A barata e a
vela
Pesquisa e atualização ortográfica: Iba Mendes (2017)
Conheci uma baratinha que abominava a luz tanto quanto adorava a escuridão.
Conheci uma baratinha que abominava a luz tanto quanto adorava a escuridão.
Como todas
as baratas, obrigada a viver entoupeirada, no fundo do baú, só arriscava-se ao
ar exterior à noite, quando a vela se extinguia.
Roía os
bolsos dos meninos, que cheiravam a queijo e a bolo; roía um cristo de massa,
cujas mãos decepadas ficavam como duas estrelas brancas nos braços da cruz; roía
o sapatinho da Maricota, se untavam de óleo o couro de lustro; e (atrevida!),
roeu o dedinho grande da pequena! — por modos que ao amanhecer, o pezinho
mimoso, com uma pintinha em carne viva, doía, doía, e eu sentia aquilo no meu
coração como se eu fosse a Senhora das Dores traspassada pelas sete farpas.
Roer aquele pezinho que eu desejara cobrir de beijos, uma barata! o inseto mais
repugnante que o sol cobre!
Outra vez,
o nojento ortóptero pôs-se a fazer tanta bulha atrás da mala, que a menina
acordou.
No dia
seguinte, muito caladinha, Maricota arrastou o móvel até ao quintal, puxou uma
cadeira, e, chamando as galinhas, ia desarrumando a roupa, à procura da
baratinha audaciosa.
Era com
grande júbilo que eu via as baratas desaparecerem no bico voraz daquelas boas
aves! Estava vingado. Mas a baratinha teria sido engolida?
Uma noite,
eu lia o Werther, e vejo uma traça sair do lombo do livro. Quis esmagá-la com o
dedo. A traça respondeu que não havia roído o pezinho de ninguém...
— Ah, você
sabe disso? — fiz eu empalidecendo.
— E até
conheço a barata — respondeu a traça, pondo-se em pé. — Agora está descascando.

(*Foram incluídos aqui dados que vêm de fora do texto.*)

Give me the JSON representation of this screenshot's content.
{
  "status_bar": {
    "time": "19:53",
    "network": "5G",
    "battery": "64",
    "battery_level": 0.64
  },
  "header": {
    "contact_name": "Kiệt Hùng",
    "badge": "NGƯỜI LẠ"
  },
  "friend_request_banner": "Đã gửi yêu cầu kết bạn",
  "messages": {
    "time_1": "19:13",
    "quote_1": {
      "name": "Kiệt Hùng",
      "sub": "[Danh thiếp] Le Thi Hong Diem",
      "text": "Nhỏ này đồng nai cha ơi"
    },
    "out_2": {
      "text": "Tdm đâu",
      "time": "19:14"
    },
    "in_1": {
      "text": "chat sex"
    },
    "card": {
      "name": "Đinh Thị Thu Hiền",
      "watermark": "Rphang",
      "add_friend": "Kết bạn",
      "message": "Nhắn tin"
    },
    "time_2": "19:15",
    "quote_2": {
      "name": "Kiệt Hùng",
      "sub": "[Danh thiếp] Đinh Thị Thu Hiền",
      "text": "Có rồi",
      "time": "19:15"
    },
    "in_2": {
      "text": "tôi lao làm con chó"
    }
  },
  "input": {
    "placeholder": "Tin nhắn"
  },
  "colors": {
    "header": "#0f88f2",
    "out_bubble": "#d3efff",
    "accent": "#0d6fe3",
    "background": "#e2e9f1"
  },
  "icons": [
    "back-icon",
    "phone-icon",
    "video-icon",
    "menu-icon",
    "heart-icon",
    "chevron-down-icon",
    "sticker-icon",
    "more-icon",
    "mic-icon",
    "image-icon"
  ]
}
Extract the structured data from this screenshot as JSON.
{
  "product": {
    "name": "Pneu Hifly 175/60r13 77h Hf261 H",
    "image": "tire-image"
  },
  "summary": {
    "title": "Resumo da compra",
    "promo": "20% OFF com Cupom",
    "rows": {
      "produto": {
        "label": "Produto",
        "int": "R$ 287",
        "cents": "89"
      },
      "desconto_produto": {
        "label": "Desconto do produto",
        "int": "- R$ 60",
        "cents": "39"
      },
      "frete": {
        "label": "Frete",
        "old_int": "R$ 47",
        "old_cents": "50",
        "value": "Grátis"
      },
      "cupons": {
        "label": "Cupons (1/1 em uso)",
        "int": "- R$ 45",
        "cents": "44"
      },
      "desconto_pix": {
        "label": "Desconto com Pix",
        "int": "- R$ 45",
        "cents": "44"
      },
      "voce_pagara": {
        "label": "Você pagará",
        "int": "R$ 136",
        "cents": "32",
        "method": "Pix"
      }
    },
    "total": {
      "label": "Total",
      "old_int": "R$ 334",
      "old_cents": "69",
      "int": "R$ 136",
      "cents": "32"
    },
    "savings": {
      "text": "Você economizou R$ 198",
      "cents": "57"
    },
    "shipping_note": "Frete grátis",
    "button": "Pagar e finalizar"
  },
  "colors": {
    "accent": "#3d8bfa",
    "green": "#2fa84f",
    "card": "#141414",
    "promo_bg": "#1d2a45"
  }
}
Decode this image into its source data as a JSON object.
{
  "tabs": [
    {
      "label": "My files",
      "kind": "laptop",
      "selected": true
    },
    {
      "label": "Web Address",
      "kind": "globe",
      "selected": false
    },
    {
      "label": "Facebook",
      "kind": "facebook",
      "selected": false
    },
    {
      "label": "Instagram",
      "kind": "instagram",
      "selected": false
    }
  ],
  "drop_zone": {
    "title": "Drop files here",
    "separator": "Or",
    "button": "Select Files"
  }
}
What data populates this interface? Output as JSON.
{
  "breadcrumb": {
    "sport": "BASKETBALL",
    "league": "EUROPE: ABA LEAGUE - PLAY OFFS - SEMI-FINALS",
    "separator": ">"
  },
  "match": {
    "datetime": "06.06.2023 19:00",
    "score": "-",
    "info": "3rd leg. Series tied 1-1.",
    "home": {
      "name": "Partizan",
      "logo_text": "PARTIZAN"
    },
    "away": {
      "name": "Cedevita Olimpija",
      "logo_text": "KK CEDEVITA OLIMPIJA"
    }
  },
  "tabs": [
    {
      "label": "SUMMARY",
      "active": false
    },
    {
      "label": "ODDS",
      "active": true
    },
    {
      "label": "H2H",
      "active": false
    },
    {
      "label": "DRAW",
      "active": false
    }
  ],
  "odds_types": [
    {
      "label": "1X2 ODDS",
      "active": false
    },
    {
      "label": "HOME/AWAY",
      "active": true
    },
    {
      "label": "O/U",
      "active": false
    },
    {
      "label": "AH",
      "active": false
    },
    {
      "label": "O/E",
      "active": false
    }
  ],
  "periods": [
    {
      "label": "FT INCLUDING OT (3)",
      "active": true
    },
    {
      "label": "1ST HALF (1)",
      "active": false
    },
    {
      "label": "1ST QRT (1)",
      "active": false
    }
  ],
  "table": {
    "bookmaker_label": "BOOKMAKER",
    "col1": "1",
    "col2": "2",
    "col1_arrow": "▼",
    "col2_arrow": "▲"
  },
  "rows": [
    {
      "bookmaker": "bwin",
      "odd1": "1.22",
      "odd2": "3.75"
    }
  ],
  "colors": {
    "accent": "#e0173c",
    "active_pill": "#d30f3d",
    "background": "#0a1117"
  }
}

Se me garante a vida entre seus livros, dou-lhe conta dela.
— Você tem
a minha biblioteca inteira! — disse eu todo generosidade.
Entretanto,
foram inúteis, não só os planos da traça, como os meus.
A menina
por si mesma foi quem venceu a guerra. Executou a baratinha do modo mais
pomposo deste mundo. Pilhou-a, numa noite em que o inseto voejava adivinhando
chuva e pousava-lhe na face as asas catingosas. A vela! a vela foi quem matou a
barata, foi quem a denunciou aos grandes olhos negros da santinha. Olhe como a
luz persegue aos criminosos!
Maricota,
fazendo segurar o inseto pelo maninho, muito calma e risonha, corada como o
pejo, tomou um coto de vela, chegou-o ao lume, e pingando cera quente na
entreasa do bicho, que estremeceu todo, pregou-lhe em cima o coto aceso.
Foi o
espetáculo mais deliciosamente bárbaro que já presenciei!
A baratinha
deitou a esfuziar com o farol aceso sobre o lombo, correndo como doida, por
debaixo das cadeiras, pelo meio da casa, pelos corredores, e a meninada atrás,
numa grita sublime, até ao momento em que o fogo devorou-a toda, espalhando um
cheiro ruim pela casa.
Ai que Nero
que eu era ante aquela viva tocha ardente!
Sim,
queridas meninas, incendiai pandegamente, a coto de vela, todas essas nojentas
baratinhas que, enquanto vós dormis o belo sonho da puberdade, tentam roer o
esperançoso pezinho com que ides trilhar mais tarde o duro caminho da vida!